Femmes

Faut-il croire au Made in England ?

by Mathilde Berthier
02.06.2017
Mastodonte de la mode au succès croissant, Mulberry a su préserver sa cellule familiale, et emploie aujourd'hui 600 artisans dans ses fabriques du Somerset. Rencontre avec l'autre "craftman" de la maison : son directeur artistique, Johnny Coca.

En quoi Mulberry est-il un porte-drapeau du Made in England ?

Quand on explique à nos clients que Mulberry emploie 600 personnes dans deux usines en Angleterre, ils s'étonnent toujours. La majeure partie des maisons anglaises produit à l'étranger, car le coût minute est moins cher. Alors pourquoi rester en Angleterre ? Notre raison d'être, en tant que marque anglaise née dans le countryside, c'est de développer et de protéger notre production en interne. Il y a quatre ans, Clarks a vendu son usine du Somerset, et ses employés se sont retrouvés au chômage. Mulberry a racheté l'usine et a trouvé un système pour garder les ouvriers Clarks, et les former à ses techniques.

Qu'est-ce qui distingue votre savoir-faire ?

Je suis arrivé chez Mulberry après avoir travaillé en Italie, puis en France, chez Céline... Même si la manière de faire est plus ou moins la même d'un pays à un autre, il y a un "process" propre à nos artisans du Somerset. C'est toute une éducation, une tradition familiale qui se transmet de mère en fils, de père en fille... Ces gens ont façonné eux-mêmes leur art, et ils le perpétuent.
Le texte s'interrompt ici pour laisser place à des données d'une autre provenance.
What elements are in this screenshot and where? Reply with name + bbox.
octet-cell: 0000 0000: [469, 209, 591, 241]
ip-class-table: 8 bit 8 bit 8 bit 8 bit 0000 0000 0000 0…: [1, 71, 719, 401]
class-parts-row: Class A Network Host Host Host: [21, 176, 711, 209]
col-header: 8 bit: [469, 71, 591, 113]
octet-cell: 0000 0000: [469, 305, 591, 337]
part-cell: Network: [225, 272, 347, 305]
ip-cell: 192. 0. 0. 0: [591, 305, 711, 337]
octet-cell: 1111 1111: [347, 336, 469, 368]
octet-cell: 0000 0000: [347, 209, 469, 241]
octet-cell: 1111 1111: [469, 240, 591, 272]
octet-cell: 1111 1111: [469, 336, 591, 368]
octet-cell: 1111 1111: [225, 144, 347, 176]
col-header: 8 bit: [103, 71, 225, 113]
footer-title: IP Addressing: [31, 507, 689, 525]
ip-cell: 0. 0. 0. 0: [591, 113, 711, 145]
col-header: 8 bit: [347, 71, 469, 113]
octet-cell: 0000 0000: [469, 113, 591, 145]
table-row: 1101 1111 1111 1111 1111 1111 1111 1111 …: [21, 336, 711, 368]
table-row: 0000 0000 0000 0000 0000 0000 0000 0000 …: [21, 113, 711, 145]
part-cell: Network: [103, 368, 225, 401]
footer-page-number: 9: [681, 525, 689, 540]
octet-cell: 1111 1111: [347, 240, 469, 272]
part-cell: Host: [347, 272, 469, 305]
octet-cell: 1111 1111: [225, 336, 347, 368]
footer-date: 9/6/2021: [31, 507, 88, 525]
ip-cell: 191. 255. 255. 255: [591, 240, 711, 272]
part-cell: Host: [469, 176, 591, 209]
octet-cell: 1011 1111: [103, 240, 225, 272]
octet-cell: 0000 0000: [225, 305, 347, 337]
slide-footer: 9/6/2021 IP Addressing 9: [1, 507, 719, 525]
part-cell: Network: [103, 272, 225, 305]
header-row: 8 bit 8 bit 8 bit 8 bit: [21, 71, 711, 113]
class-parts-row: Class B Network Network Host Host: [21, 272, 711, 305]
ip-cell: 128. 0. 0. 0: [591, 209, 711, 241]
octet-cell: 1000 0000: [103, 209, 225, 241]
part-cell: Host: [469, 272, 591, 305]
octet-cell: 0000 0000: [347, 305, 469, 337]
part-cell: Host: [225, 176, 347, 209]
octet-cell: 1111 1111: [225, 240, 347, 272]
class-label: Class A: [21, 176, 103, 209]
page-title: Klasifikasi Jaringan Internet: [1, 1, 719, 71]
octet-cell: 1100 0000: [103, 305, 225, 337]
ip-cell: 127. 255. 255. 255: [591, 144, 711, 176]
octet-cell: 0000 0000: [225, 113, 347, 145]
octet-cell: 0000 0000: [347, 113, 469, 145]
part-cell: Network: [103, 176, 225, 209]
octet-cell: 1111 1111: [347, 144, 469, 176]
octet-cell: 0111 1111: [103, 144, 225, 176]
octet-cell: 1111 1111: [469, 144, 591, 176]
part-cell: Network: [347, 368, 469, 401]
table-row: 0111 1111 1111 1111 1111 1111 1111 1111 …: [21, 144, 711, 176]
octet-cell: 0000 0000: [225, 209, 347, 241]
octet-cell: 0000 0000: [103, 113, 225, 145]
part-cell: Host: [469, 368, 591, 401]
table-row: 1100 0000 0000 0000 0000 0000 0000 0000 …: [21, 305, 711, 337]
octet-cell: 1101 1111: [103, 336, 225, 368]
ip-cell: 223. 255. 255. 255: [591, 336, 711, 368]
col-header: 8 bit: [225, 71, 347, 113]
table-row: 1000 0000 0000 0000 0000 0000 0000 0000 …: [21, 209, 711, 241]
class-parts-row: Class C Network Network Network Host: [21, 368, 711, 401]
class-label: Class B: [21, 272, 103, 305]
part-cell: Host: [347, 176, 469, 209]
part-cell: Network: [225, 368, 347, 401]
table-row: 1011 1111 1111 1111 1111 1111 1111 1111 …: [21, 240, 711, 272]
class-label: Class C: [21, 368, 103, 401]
"Quand on parle de mode britannique, on évoque ses grands noms...mais pas forcément son savoir-faire."

Quelle relation entretenez-vous avec vos artisans ?

Une relation d’échange constant. On discute et on essaie de trouver des solutions en direct, aussi bien en termes de design, qu’en termes de faisabilité et de coût. Il y a une vraie proximité entre le pôle création à Londres et les usines du Somerset. À l’atelier, mon équipe et moi-même pouvons expérimenter et faire ce que nous voulons à n’importe quel moment. Cette flexibilité est utopique quand on travaille avec des sous-traitants.

Depuis trois ans, Mulberry s’investit dans la London Craft Week... Une nouvelle London Fashion Week ?

Cette Craft Week ne concerne pas que la mode, elle met en avant tous les secteurs de l’artisanat local : la gastronomie, l’automobile, le design d’intérieur... Certains corps de métier typiquement anglais sont peu connus et valorisés à l’international. Je pense à toutes ces usines qui fabriquent du tissu Prince de Galles, le "Check", comme à l’époque ! Et puis quand on parle de mode britannique, on évoque ses grands noms, McQueen, Westwood, Galliano…mais pas forcément son savoir-faire.

Qui tient la barre chez Mulberry : la mode ou l’artisanat ?

Le souci du "bien fait" doit être omniprésent. Nous devons toujours trouver le fournisseur juste, parfois en France pour les bijoux, parfois en Italie pour les souliers, dans nos usines pour les sacs... En même temps, il faut réfléchir à comment utiliser ces techniques pour rendre le produit différent, beau et utile à la fois. Il ne faut pas dessiner pour dessiner, mais penser à l’attitude. La mode et l’artisanat sont inextricables.